In neither case does this necessarily end with everything one way. When lighter is shifting to darker, it can go all the way dark (and become unfun in the process, since it’s all about breaking people down) but more likely, especially with this being deployed so late rather than as part of simply initiating the main character, it will hit a balance point where the belief in the possibility of redemption and earnest struggle for it is a precious thing, even if sometimes the hero won’t be successful, forcing them to carry the scars of their failures and causing them to feel for every sacrifice that’s made along the way. In the case where dark is shifting towards light, there will normally still be losses early that the hero is primed to reject, and that the hero and those they inspire will gradually fight harder and harder to prevent the repetition of those tragedies.
Typically, you can tell the two apart in that, when we’re shifting darker and getting the hero used to harsh reality, there will generally be situations that are fully within the hero’s power, where they (or those they look up to who are teaching them these lessons) have a legitimate choice as to what to lose or how. In the case where we’re shifting lighter, the pain is usually more out of the hands of characters with agency, at least at first, and gaining control over those painful events by growing stronger and more resolute is the key to preventing them. One way you have painful choices and sacrifices, the other you have the struggle to protect and defend.
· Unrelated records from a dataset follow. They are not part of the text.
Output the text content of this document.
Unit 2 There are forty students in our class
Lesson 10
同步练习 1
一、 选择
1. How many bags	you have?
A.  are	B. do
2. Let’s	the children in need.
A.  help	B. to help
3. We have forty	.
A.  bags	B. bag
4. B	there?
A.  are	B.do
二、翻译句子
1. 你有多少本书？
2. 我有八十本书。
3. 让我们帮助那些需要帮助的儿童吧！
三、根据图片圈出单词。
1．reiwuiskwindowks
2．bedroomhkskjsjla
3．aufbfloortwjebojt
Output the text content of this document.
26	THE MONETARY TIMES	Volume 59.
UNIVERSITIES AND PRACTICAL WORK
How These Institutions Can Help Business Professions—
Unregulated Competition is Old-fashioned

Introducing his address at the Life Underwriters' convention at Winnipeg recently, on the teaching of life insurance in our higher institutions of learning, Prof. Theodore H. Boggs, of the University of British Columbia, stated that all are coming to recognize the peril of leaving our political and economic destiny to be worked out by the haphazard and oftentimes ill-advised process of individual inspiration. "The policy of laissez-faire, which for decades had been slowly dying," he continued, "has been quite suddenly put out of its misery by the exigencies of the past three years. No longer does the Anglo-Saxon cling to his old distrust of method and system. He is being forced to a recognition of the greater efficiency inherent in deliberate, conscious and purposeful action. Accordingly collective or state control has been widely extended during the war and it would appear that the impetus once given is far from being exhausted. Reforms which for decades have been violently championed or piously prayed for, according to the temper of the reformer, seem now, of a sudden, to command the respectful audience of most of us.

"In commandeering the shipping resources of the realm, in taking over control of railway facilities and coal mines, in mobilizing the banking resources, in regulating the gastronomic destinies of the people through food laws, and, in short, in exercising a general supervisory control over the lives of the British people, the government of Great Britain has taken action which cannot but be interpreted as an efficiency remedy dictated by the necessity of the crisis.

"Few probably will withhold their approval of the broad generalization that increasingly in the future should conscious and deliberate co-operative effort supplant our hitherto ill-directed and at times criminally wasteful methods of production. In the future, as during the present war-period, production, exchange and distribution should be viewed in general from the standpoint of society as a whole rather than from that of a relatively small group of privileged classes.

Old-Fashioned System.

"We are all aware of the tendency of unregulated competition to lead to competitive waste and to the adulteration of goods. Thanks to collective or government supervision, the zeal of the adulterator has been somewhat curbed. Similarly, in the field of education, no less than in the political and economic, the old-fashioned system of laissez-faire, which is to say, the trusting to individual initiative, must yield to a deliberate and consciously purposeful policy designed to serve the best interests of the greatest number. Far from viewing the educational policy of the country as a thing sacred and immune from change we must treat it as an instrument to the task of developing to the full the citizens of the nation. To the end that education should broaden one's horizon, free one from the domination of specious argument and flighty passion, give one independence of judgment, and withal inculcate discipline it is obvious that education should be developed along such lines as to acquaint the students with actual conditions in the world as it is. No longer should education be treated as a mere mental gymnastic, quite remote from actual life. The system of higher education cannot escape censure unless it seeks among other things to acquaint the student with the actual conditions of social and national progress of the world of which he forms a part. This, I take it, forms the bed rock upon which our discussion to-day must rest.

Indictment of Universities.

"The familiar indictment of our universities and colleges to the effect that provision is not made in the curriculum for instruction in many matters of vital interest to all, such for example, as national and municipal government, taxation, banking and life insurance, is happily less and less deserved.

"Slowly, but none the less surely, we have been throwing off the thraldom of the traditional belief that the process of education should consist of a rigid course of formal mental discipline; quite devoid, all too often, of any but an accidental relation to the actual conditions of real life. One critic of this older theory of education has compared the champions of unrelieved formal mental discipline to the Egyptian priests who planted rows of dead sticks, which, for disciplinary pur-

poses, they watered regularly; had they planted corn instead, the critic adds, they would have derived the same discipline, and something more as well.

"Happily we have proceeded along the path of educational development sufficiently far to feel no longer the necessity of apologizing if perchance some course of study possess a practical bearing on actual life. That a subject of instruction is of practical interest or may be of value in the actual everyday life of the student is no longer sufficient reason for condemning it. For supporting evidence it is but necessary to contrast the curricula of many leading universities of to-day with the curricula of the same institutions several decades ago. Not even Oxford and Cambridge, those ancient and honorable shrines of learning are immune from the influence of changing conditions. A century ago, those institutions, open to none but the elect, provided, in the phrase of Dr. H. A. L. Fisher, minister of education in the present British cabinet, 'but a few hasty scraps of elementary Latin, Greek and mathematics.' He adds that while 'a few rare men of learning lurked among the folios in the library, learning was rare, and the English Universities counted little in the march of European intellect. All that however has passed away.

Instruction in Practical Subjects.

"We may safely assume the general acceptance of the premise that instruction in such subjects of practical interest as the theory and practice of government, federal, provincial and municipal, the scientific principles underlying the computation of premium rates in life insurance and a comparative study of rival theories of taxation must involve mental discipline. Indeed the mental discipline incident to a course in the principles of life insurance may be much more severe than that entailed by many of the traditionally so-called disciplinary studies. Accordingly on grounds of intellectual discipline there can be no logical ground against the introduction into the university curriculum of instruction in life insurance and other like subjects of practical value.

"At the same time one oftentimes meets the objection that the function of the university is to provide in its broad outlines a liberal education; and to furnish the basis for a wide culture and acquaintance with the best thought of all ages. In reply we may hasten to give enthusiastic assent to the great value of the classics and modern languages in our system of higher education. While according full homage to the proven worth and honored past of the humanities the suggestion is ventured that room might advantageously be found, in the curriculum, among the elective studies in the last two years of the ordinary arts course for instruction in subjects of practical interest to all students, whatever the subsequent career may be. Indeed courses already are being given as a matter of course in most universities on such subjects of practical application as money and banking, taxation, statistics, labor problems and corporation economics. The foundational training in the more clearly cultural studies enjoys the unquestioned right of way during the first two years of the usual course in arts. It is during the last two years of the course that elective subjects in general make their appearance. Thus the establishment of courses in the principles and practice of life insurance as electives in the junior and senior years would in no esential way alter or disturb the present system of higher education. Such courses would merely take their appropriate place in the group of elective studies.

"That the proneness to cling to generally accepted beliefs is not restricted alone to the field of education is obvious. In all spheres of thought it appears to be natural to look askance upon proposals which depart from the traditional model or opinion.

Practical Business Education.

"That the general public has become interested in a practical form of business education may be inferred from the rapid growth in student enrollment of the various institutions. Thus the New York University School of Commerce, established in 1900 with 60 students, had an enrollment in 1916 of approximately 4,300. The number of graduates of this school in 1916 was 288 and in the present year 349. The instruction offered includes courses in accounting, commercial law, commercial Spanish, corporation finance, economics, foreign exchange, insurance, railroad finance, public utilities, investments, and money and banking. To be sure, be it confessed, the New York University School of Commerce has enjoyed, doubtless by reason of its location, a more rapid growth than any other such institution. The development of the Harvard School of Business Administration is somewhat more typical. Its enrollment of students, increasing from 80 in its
Overall, Shikizakura seems set up for the “light in the darkness makes things better” version of the pattern… which probably means that Kakeru is really going to annoy some people, both in this episode and going forward. Because while media seems to swing back and forth like a pendulum in terms of what’s popular, people have their own favored or natural points on the spectrum. And an unreasonably brighter hero than the viewer, who refuses to buckle up and try to do the best with the situation they’re handed, instead whining about how things should be rather than dealing with how things are? That kind of character can be, from a personal perspective, torturous.
To once again draw a comparison with the much better show I’m going through this season, 86, there are going to be some people who won’t be able to stand Kakeru because he doesn’t have Shin’s capacity for doing what’s necessary rather than what’s, in some senses, right – probably more than would have trouble watching Shin, though that’s down to the better writing making you feel the weight he experiences for what he does.
But, that aside, I do think this episode represented a slight improvement for the show. We had an actual boss monster with a different (if still kind of lackluster) model, we had a good fight, we actually talked to an Oni other than Ibara and got what could have been some emotional investment in these outcomes, and we introduced (in the form of Black Team and an old guy they report to in the post-credits stinger) some potential human antagonists with whom we can have good interplay, generating conflict that’s based on understandable and human elements rather than just punching chompy monsters because, hey, they’re chompy monsters and that’s obviously bad.
It’s clear that the creators of Shikizakura, as green as they might be, know what they are trying to do and roughly how to accomplish that. They might not always be able to successfully execute that vision, but at least they have the right idea about these things, and that’s an encouraging thought.